O número de brasileiros que vivem de aposentadorias e pensões continua crescendo. Dados divulgados pelo Instituto Brasileiro de Geografia e Estatística (IBGE) mostram que 29,3 milhões de pessoas receberam esse tipo de rendimento em 2025, o equivalente a 13,8% da população do país. O valor médio pago foi de R$ 2.697 por mês, alta de 2,1% em relação ao ano anterior.
Apesar disso, milhões de segurados recebem apenas um salário mínimo do Instituto Nacional do Seguro Social (INSS), muitas vezes por falhas cadastrais, períodos de contribuição não considerados ou falta de planejamento previdenciário. Especialistas apontam que existem medidas legais capazes de aumentar o valor do benefício, tanto antes quanto após a concessão da aposentadoria.
O primeiro passo recomendado é analisar o Cadastro Nacional de Informações Sociais (CNIS), documento que reúne todo o histórico de vínculos empregatícios e contribuições do trabalhador.
Em diversos casos, períodos de atividade profissional deixam de ser contabilizados pelo sistema. Entre os exemplos estão trabalhos como menor aprendiz, atividades rurais, períodos exercidos no exterior e vínculos que apresentam inconsistências cadastrais.

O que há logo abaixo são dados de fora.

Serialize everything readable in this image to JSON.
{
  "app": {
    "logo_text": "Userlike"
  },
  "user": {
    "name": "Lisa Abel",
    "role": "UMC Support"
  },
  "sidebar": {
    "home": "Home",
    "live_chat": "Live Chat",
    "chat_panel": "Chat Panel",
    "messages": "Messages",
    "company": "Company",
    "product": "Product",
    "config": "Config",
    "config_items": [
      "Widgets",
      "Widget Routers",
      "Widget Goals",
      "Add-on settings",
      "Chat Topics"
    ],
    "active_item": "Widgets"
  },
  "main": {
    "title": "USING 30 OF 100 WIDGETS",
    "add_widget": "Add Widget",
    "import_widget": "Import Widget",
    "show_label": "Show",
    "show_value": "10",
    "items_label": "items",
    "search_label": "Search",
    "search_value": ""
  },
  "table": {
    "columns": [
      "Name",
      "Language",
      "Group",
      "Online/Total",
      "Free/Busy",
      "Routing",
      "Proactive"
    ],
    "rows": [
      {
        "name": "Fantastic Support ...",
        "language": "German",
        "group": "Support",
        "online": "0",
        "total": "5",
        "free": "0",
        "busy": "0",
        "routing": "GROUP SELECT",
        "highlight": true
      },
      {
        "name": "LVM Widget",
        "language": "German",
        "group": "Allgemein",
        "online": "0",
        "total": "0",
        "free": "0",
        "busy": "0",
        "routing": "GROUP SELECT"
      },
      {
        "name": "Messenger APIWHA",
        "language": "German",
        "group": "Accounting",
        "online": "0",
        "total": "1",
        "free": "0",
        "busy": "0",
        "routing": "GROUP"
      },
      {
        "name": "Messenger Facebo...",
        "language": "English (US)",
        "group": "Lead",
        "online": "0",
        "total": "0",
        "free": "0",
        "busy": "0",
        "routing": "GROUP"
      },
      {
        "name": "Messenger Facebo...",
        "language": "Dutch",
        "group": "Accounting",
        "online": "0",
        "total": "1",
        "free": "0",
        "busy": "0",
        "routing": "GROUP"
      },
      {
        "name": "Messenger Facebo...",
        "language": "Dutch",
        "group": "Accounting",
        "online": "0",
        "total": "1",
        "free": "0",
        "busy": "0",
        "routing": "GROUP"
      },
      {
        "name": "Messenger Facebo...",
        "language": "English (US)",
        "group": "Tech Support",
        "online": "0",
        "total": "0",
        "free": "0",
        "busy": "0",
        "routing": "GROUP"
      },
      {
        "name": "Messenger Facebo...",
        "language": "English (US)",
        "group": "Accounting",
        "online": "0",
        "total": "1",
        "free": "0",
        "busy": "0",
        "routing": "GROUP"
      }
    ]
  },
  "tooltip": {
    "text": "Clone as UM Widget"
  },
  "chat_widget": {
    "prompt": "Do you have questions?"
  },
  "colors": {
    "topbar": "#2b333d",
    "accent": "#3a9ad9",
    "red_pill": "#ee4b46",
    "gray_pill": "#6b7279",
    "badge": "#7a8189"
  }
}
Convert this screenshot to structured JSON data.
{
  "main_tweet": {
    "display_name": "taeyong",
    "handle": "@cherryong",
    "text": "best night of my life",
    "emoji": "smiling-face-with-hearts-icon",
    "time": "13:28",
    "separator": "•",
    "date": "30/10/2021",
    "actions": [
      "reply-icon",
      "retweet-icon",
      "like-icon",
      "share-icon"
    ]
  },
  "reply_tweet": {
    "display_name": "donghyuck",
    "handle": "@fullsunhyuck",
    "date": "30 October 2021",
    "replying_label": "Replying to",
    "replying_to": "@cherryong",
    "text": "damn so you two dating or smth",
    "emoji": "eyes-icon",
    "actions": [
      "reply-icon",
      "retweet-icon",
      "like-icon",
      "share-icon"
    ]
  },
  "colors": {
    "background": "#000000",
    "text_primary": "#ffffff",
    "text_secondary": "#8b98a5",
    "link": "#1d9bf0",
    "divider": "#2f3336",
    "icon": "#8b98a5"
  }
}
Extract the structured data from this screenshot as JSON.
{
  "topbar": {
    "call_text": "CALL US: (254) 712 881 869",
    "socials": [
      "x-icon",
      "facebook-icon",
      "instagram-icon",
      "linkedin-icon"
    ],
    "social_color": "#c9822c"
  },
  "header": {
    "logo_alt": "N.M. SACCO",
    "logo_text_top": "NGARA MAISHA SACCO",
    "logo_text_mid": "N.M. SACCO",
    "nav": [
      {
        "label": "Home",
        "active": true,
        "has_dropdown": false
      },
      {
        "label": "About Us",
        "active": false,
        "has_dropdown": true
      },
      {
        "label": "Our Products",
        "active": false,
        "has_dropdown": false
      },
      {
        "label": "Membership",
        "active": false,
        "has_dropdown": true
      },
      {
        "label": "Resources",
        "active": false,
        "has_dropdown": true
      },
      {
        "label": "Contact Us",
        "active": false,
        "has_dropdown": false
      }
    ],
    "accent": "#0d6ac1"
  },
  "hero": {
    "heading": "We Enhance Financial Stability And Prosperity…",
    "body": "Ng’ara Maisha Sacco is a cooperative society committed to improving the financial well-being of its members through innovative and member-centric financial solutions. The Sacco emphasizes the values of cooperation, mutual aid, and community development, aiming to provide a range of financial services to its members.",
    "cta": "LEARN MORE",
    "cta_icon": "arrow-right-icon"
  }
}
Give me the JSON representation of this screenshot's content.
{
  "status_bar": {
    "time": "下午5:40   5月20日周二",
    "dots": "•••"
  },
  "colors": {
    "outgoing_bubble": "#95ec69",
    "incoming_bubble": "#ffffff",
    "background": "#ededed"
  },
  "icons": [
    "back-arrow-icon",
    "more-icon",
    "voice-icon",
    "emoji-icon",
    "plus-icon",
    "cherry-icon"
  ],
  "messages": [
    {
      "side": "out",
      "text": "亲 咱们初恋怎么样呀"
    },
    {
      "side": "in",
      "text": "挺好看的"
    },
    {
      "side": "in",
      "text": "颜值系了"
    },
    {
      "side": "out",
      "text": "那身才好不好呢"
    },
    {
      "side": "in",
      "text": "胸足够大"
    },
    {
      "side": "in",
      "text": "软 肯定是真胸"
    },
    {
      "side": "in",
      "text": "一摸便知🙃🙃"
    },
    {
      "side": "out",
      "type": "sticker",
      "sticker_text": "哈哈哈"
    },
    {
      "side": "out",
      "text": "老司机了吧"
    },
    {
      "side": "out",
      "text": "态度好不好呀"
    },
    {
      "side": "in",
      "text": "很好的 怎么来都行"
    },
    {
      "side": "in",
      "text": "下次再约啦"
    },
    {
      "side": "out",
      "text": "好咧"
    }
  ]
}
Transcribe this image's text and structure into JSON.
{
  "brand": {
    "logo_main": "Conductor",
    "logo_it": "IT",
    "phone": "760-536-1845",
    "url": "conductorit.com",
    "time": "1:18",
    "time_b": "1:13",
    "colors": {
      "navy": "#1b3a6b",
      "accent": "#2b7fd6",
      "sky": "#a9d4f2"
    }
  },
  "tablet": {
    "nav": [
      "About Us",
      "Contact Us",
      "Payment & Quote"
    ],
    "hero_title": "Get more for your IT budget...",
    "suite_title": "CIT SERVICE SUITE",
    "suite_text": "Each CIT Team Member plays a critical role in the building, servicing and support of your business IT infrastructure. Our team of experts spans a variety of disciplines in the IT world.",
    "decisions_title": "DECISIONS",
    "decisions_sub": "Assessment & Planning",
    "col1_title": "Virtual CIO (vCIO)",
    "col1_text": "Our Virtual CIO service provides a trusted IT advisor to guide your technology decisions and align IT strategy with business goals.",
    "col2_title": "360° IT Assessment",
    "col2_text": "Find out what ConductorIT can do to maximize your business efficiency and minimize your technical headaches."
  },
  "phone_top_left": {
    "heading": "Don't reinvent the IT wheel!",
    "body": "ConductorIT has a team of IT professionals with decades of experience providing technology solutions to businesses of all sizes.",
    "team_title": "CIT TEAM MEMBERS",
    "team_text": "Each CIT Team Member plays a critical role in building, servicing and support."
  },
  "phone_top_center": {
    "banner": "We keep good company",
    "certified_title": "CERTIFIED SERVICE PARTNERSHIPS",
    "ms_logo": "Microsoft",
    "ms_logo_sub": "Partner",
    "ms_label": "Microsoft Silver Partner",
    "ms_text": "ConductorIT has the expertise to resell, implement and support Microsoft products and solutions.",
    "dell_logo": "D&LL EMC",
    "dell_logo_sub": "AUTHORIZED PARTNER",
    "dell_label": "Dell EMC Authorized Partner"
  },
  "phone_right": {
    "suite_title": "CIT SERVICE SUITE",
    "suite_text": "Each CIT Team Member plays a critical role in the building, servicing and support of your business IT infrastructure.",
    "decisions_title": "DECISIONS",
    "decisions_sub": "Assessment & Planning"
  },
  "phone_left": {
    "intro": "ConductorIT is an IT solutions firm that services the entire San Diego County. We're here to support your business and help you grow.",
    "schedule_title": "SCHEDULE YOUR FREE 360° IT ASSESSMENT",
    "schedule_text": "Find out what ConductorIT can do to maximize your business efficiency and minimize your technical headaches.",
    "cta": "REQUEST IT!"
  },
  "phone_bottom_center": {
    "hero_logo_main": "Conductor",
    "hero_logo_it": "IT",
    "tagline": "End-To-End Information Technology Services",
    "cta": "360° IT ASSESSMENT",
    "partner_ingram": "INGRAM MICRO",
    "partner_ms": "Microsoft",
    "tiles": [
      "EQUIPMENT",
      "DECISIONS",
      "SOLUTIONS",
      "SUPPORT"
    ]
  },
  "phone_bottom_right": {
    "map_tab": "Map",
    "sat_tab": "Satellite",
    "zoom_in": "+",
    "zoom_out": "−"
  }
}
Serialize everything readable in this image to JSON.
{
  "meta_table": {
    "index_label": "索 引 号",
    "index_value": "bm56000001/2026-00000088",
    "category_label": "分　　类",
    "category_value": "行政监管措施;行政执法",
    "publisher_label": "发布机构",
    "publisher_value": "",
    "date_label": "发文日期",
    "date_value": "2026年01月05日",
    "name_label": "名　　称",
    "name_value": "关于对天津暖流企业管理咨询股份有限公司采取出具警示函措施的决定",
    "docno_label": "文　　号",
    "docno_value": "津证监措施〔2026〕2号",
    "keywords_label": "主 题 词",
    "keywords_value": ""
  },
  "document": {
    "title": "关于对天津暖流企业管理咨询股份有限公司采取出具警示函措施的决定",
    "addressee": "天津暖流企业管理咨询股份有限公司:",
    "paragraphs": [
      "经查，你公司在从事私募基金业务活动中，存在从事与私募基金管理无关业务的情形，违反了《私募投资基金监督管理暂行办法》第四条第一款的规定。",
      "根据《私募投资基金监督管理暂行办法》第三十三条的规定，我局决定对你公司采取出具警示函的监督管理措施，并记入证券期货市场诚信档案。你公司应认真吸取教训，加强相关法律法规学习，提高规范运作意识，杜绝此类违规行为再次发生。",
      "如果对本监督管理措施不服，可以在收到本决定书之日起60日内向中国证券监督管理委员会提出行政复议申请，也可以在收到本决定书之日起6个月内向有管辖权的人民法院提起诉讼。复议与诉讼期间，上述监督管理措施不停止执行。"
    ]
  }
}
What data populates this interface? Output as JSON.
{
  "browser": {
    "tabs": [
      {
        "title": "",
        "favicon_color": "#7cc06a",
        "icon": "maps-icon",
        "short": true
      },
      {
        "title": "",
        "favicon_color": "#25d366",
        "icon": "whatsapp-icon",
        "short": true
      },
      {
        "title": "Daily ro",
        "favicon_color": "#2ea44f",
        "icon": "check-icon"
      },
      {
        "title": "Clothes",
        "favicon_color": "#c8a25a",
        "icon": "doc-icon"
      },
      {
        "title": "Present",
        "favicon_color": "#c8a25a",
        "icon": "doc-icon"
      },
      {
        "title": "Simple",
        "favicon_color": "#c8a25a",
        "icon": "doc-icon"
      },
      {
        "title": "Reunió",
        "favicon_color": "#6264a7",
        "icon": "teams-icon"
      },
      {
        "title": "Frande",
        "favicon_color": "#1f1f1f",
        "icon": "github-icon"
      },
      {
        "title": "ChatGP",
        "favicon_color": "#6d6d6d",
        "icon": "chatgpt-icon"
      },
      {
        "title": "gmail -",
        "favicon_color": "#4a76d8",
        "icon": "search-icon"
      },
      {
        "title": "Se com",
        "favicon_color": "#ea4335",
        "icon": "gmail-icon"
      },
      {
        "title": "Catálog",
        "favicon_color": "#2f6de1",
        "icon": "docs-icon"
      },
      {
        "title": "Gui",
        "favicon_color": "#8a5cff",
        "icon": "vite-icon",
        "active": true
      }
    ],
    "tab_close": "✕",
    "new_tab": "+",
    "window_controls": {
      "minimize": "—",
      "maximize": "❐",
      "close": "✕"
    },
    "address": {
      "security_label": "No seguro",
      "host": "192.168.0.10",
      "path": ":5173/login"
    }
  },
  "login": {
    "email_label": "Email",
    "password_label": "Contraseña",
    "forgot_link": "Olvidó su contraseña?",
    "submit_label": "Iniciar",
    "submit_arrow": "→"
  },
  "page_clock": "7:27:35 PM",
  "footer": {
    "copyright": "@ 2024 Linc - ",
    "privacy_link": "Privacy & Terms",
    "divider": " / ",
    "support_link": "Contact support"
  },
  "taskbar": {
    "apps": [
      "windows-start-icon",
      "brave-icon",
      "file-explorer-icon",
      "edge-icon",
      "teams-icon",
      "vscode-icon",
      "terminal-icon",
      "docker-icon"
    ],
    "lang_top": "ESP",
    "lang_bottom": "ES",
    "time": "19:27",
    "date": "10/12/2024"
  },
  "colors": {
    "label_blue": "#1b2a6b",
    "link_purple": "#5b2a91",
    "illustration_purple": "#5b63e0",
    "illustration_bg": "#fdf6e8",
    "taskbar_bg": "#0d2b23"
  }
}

Caso alguma informação esteja ausente, o segurado pode solicitar a correção junto ao INSS mediante apresentação de documentos que comprovem a atividade exercida.
Regras de transição exigem análise cuidadosa
Após a reforma da Previdência de 2019, diferentes regras de transição passaram a coexistir.
Entre elas estão o pedágio de 100%, o pedágio de 50%, a idade progressiva e a regra dos pontos. Cada modalidade possui critérios próprios e pode gerar resultados bastante diferentes no valor final da aposentadoria.
A escolha inadequada da regra pode representar perdas financeiras permanentes ao segurado.
Trabalho informal também pode contar
Quem exerceu atividade informal ao longo da vida profissional também pode ter direito ao reconhecimento desse período para fins previdenciários.
A regularização pode ocorrer diretamente no INSS ou por meio de uma ação na Justiça do Trabalho para reconhecimento do vínculo empregatício, seguida da averbação do período no sistema previdenciário.
Para trabalhadores autônomos e profissionais liberais, o valor da contribuição influencia diretamente o benefício futuro.
Quem contribui pela alíquota simplificada de 11% tem acesso apenas à aposentadoria por idade e encontra limitações em algumas modalidades de cálculo. Já a contribuição de 20% amplia as possibilidades previdenciárias e pode resultar em benefícios mais elevados.
Antes de alterar a forma de contribuição, no entanto, é recomendada uma simulação para verificar o impacto financeiro da decisão.
Planejamento previdenciário pode aumentar renda
Especialistas destacam que solicitar a aposentadoria assim que os requisitos mínimos são alcançados nem sempre representa a melhor escolha financeira.
Em muitos casos, permanecer contribuindo por mais algum tempo pode resultar em uma renda mensal maior.
O planejamento previdenciário permite simular diferentes cenários, identificar a melhor data para o pedido e avaliar qual regra de aposentadoria oferece o benefício mais vantajoso.
As normas previdenciárias continuam sendo ajustadas ao longo dos anos, especialmente nas regras de transição criadas após a reforma de 2019.
Por isso, especialistas recomendam que trabalhadores próximos da aposentadoria acompanhem as alterações legais e realizem revisões periódicas de seu planejamento previdenciário.